Pointer to Selector Name in small Method list is treated as absolute, but is relative to image base

In ghidra.app.util.bin.format.objc2.ObjectiveC2_Method#ObjectiveC2_Method, when isSmallList is set, the namePtr is read, but this is pointer relative to the base address. I.e. 0x7C2A is read, but this needs to be 0x100007c2a. When this is fixed, the analysis successfully finishes. And the function is added to the class as expected.

Leftover issues/artifacts

This does successfully add the method to the class, but various xrefs and addresses are not correctly modelled/displayed afterwards:

fmagin commented 2 years ago

@ryanmkurtz IMO this should also make it into the 10.1 release as this relates to the other MachO/iOS15 changes and AFAIK this isn't addressed in the 10.1-BETA yet. Is this on your radar yet?

ryanmkurtz commented 2 years ago

It's next on my list!

ryanmkurtz commented 2 years ago

@fmagin I have implemented the fixes for the first 2 main issues. Where did you learn that the lower 2 bits are flags? The header file?

fmagin commented 2 years ago

The one source I remember is that another library that parses those data structures had it as a comment. Large (all?) parts of the ObjC runtime are open source though, and I vaguely recall there being some methods that check those flags, but I'm currently not on the computer with the IDE setup for that code

fmagin commented 2 years ago

After looking into objc-runtime-new.h more carefully, I think that the lower 3 bits are actually flags: The fact that the class_rw_t pointer is combined with flags is "documented" here

and when looking at the definition of class_data_bits_t there are methods for splitting this into the actual class_rw_t* and the information that is encoded in the flags

    class_rw_t* data() const {
        return (class_rw_t *)(bits & FAST_DATA_MASK);

    bool isAnySwift() {
        return isSwiftStable() || isSwiftLegacy();
    }

    bool isSwiftStable() {
        return getBit(FAST_IS_SWIFT_STABLE);
    }

    bool isSwiftLegacy() {
        return getBit(FAST_IS_SWIFT_LEGACY);

The third flag seems to be FAST_HAS_DEFAULT_RR used here

All the flags are defined near the top of the header file

// class is a Swift class from the pre-stable Swift ABI
#define FAST_IS_SWIFT_LEGACY    (1UL<<0)
// class is a Swift class from the stable Swift ABI
#define FAST_IS_SWIFT_STABLE    (1UL<<1)
// class or superclass has default retain/release/autorelease/retainCount/
//   _tryRetain/_isDeallocating/retainWeakReference/allowsWeakReference
#define FAST_HAS_DEFAULT_RR     (1UL<<2)
// data pointer
#define FAST_DATA_MASK          0x00007ffffffffff8UL
ryanmkurtz commented 2 years ago

Thanks, i came across this too and had the same thoughts but wasn't 100% sure...I'm glad you have the same opinion on it. I'll mask off 3 bits if it's 64-bit and 2 bits if it's 32-bit.
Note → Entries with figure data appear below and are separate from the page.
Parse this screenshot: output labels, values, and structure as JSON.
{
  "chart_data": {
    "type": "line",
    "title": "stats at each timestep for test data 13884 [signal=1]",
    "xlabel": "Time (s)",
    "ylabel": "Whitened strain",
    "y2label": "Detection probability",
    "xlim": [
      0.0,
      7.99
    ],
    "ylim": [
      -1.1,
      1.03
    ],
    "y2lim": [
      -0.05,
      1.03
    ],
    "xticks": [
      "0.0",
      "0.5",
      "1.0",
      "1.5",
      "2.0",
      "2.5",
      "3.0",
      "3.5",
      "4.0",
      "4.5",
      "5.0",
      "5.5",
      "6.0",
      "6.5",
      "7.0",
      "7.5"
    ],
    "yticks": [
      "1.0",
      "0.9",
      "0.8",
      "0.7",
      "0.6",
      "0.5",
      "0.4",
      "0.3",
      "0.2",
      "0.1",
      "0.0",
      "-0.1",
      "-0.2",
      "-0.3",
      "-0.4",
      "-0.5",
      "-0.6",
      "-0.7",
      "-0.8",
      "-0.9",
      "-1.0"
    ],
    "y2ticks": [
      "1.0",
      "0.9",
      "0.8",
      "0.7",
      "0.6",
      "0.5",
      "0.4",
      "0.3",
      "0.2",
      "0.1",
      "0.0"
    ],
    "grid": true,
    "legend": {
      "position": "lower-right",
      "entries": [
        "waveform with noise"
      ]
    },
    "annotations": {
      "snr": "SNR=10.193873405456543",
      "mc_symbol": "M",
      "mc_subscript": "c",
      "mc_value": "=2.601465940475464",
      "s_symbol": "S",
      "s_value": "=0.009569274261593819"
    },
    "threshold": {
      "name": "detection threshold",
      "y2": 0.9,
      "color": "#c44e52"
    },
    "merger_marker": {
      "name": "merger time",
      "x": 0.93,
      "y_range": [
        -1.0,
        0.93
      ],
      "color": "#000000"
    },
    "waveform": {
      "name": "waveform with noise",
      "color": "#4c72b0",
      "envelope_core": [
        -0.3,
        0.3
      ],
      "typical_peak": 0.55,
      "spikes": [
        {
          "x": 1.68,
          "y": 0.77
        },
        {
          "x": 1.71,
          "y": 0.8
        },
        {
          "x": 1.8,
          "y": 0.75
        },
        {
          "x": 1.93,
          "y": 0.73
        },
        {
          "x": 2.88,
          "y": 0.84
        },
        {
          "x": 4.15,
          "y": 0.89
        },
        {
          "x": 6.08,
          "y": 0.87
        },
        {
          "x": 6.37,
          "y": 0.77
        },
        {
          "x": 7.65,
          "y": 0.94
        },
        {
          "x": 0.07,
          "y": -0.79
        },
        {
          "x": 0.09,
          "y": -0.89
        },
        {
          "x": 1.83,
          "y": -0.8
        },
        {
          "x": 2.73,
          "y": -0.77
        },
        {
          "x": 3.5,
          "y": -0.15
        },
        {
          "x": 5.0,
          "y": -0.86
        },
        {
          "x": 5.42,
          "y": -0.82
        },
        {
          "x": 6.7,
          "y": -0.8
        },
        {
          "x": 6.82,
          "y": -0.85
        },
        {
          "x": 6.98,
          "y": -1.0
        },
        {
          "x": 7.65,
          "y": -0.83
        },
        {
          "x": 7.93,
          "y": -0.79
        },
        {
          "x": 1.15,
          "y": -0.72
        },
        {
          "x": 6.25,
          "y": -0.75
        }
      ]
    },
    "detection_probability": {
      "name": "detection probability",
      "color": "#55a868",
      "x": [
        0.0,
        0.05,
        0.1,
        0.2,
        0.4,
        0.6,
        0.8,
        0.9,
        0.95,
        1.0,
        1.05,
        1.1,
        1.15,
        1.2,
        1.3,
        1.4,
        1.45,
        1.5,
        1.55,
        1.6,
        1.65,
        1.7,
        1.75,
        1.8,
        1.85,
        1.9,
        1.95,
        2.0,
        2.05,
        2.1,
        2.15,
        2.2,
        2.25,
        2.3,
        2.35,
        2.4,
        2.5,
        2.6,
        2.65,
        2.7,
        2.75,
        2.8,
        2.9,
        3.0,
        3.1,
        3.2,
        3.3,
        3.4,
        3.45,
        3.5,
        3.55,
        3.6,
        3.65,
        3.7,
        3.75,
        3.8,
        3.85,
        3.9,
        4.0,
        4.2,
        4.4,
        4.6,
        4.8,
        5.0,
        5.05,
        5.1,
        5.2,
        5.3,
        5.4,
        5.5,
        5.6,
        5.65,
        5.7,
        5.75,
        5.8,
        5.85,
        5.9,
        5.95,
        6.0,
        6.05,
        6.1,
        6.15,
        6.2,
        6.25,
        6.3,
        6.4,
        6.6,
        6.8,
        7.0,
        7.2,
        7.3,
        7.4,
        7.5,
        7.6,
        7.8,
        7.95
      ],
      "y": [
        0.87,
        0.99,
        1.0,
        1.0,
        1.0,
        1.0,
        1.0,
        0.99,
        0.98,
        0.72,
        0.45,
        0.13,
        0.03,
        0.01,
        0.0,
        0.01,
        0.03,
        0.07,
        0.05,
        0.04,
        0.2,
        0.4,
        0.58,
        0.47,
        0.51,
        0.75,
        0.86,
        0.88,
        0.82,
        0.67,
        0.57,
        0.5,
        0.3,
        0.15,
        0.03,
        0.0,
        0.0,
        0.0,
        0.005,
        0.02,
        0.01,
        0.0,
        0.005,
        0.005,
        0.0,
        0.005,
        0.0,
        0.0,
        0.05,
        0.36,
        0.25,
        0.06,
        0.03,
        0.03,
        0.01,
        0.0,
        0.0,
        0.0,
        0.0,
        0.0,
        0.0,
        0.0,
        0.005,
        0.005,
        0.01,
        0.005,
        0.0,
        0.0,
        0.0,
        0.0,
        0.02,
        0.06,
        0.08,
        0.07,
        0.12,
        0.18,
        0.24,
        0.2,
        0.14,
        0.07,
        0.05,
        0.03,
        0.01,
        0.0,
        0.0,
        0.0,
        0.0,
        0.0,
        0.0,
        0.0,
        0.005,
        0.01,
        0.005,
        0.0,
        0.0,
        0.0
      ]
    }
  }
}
ryanmkurtz commented 2 years ago

I am an Objective-C noob, but I'm starting to think patching our existing file isn't the right way to go in the long run. We should probably have a whole new set of files that parse objc4 (and 3?). Hopefully a lot of these changes are backwards compatible. Regardless, I'm putting these fixes into our existing files.

fmagin commented 2 years ago

The question is IMO what "in the long run" means. ObjC is basically being replaced by Swift as far as I understand, so I don't expect that there will be many changes to the ObjC data structures in the long run. I have been dealing with various ObjC MachO aarch64 Binaries (i.e. iOS Apps) in the last 2 years, and so far Ghidra has worked remarkably well overall. This issue here is basically the first case where things really broke in an obvious way.

ryanmkurtz commented 2 years ago

Ok, that's good to hear! I haven't worked in these files much before so I don't know the history of what's changed over the years.

BTW, the fixes I am putting in will address only the 2 main issues you found. The Leftover issues/artifacts will be addressed later with some changes we are putting in to make pointers more flexible. We will use your attached binary as an example for testing that when the time comes.